We callbuildDetectedObjectsTo organize and return the final results.

  • Scores: input thedetection_scoresarray
  • Threshold: threshold, that is, the result score > threshold, we will put the corresponding result into the result objectdetectionObjectsin
  • Imagewidth: the width of the picture
  • Imageheight: the length of the picture
  • Boxes: input thedetection_boxesarray
  • Classes: input thedetection_classesarray
  • Classsdir: model label object

callbuildDetectedObjectsMethod example:

let classesDir = {
    1: {
        name: 'book',
        id: 1,
        }
    };
let res=this.buildDetectedObjects(modelres[0].dataSync(),0.20,img.width,img.height,modelres[3].dataSync(),modelres[1].dataSync(),classesDir);

We passedmodelres[0].dataSync(), to get the array object of the corresponding result, and then input it into the method, so as to finally get the res result object.

Book: come on, it's time to prove you love me!

Finally, we use canvas API to draw the corresponding region of the image according to the array object returned by bbox. Due to the length, it will not be elaborated. The final effect is as follows:
Book: come on, it's time to prove you love me!

last

There are some shortcomings in the model of this case. Due to the short training time, the cover types of books are numerous, and there are styles such as portrait, landscape map, etc., which may lead to the model mistakenly recognizing a small number of faces, landscape photos and other pictures into the book cover in the process of recognition. In the process of training your model, you can consider to optimize this problem.

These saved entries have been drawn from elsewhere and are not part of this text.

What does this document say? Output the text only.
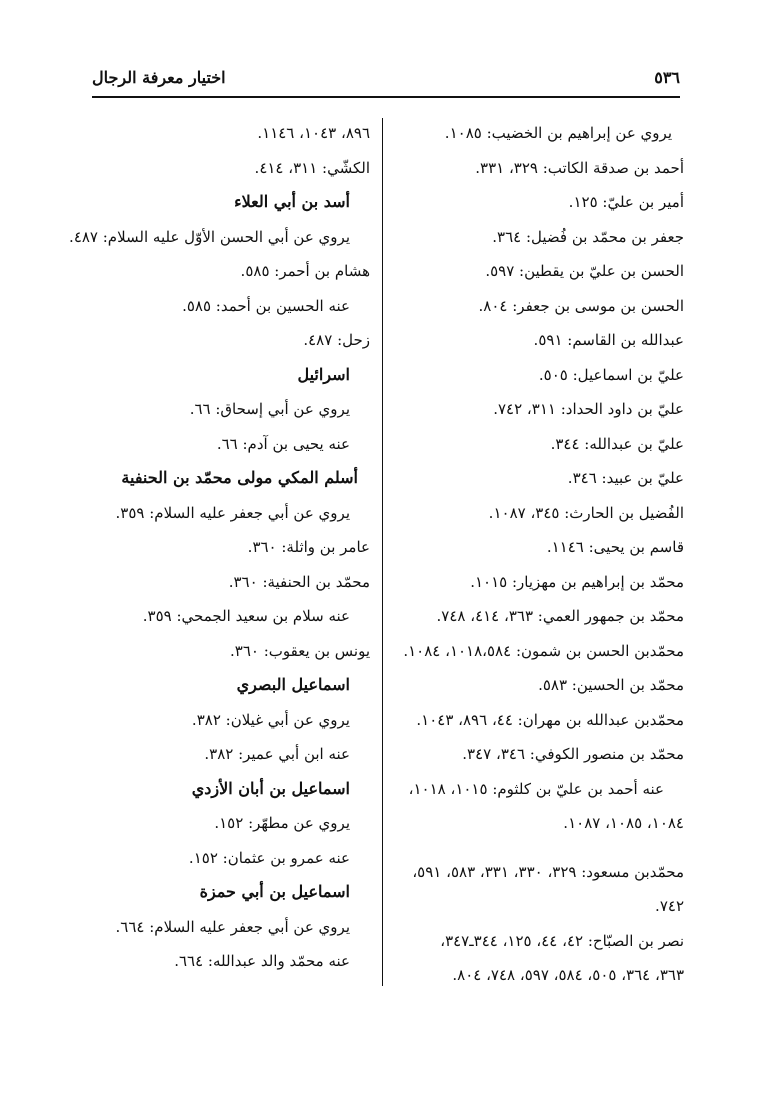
٥٣٦
اختيار معرفة الرجال
يروي عن إبراهيم بن الخضيب: ١٠٨٥.
أحمد بن صدقة الكاتب: ٣٢٩، ٣٣١.
أمير بن عليّ: ١٢٥.
جعفر بن محمّد بن فُضيل: ٣٦٤.
الحسن بن عليّ بن يقطين: ٥٩٧.
الحسن بن موسى بن جعفر: ٨٠٤.
عبدالله بن القاسم: ٥٩١.
عليّ بن اسماعيل: ٥٠٥.
عليّ بن داود الحداد: ٣١١، ٧٤٢.
عليّ بن عبدالله: ٣٤٤.
عليّ بن عبيد: ٣٤٦.
الفُضيل بن الحارث: ٣٤٥، ١٠٨٧.
قاسم بن يحيى: ١١٤٦.
محمّد بن إبراهيم بن مهزيار: ١٠١٥.
محمّد بن جمهور العمي: ٣٦٣، ٤١٤، ٧٤٨.
محمّدبن الحسن بن شمون: ١٠١٨،٥٨٤، ١٠٨٤.
محمّد بن الحسين: ٥٨٣.
محمّدبن عبدالله بن مهران: ٤٤، ٨٩٦، ١٠٤٣.
محمّد بن منصور الكوفي: ٣٤٦، ٣٤٧.
عنه أحمد بن عليّ بن كلثوم: ١٠١٥، ١٠١٨،
١٠٨٤، ١٠٨٥، ١٠٨٧.
محمّدبن مسعود: ٣٢٩، ٣٣٠، ٣٣١، ٥٨٣، ٥٩١،
٧٤٢.
نصر بن الصبّاح: ٤٢، ٤٤، ١٢٥، ٣٤٤ـ٣٤٧،
٣٦٣، ٣٦٤، ٥٠٥، ٥٨٤، ٥٩٧، ٧٤٨، ٨٠٤.
٨٩٦، ١٠٤٣، ١١٤٦.
الكشّي: ٣١١، ٤١٤.
أسد بن أبي العلاء
يروي عن أبي الحسن الأوّل عليه السلام: ٤٨٧.
هشام بن أحمر: ٥٨٥.
عنه الحسين بن أحمد: ٥٨٥.
زحل: ٤٨٧.
اسرائيل
يروي عن أبي إسحاق: ٦٦.
عنه يحيى بن آدم: ٦٦.
أسلم المكي مولى محمّد بن الحنفية
يروي عن أبي جعفر عليه السلام: ٣٥٩.
عامر بن واثلة: ٣٦٠.
محمّد بن الحنفية: ٣٦٠.
عنه سلام بن سعيد الجمحي: ٣٥٩.
يونس بن يعقوب: ٣٦٠.
اسماعيل البصري
يروي عن أبي غيلان: ٣٨٢.
عنه ابن أبي عمير: ٣٨٢.
اسماعيل بن أبان الأزدي
يروي عن مطهّر: ١٥٢.
عنه عمرو بن عثمان: ١٥٢.
اسماعيل بن أبي حمزة
يروي عن أبي جعفر عليه السلام: ٦٦٤.
عنه محمّد والد عبدالله: ٦٦٤.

Of course, the model of this case will be inaccurate in the recognition of non Book scenes. On the one hand, it is because the book samples collected from the network in this case have certain limitations, and the cover types of books vary widely, including portrait, landscape map and other styles. On the other hand, because this paper is only for the purpose of attracting valuable ideas, it is for all front-end partners and TensorFlow.js Related knowledge, and provide solutions to train their own models, so the training time in collecting samples and models is short. Interested partners can figure out how to optimize the samples and improve the training time without over fitting, so as to improve the accuracy of the model for the object to be recognized.

We have written this article only for the purpose of serving as a reference for all the front-end partners TensorFlow.js Knowledge and provide an AI solution.

On world reading day, we hope to learn new knowledge and make progress together with the majority of programmers. The school of personal push technology has specially prepared wechat reading cards for you. We hope that every developer who loves learning can enjoy the sea of books and meet a better self!

Event prizes

First prize: 1 geek time recharge card, 1

Book: come on, it's time to prove you love me!

Second prize: 1 e-book VIP annual card, 3

Book: come on, it's time to prove you love me!

5 third prizes: 1 in-depth learning, 5

Book: come on, it's time to prove you love me!

Lottery method

Scan the bottom two dimensional code, pay attention to the official account of technical college, and reply to “I love reading” to get the lottery entrance.

Book: come on, it's time to prove you love me!

Opening time: at 16:00 on April 27, 2020, the system will randomly select lucky fans.

Collection methodPlease fill in the receiving information in the lottery assistant within 24 hours, and we will send it to you within 7 working days.

notes: the right to interpret the activity belongs to the individual.

Book: come on, it's time to prove you love me!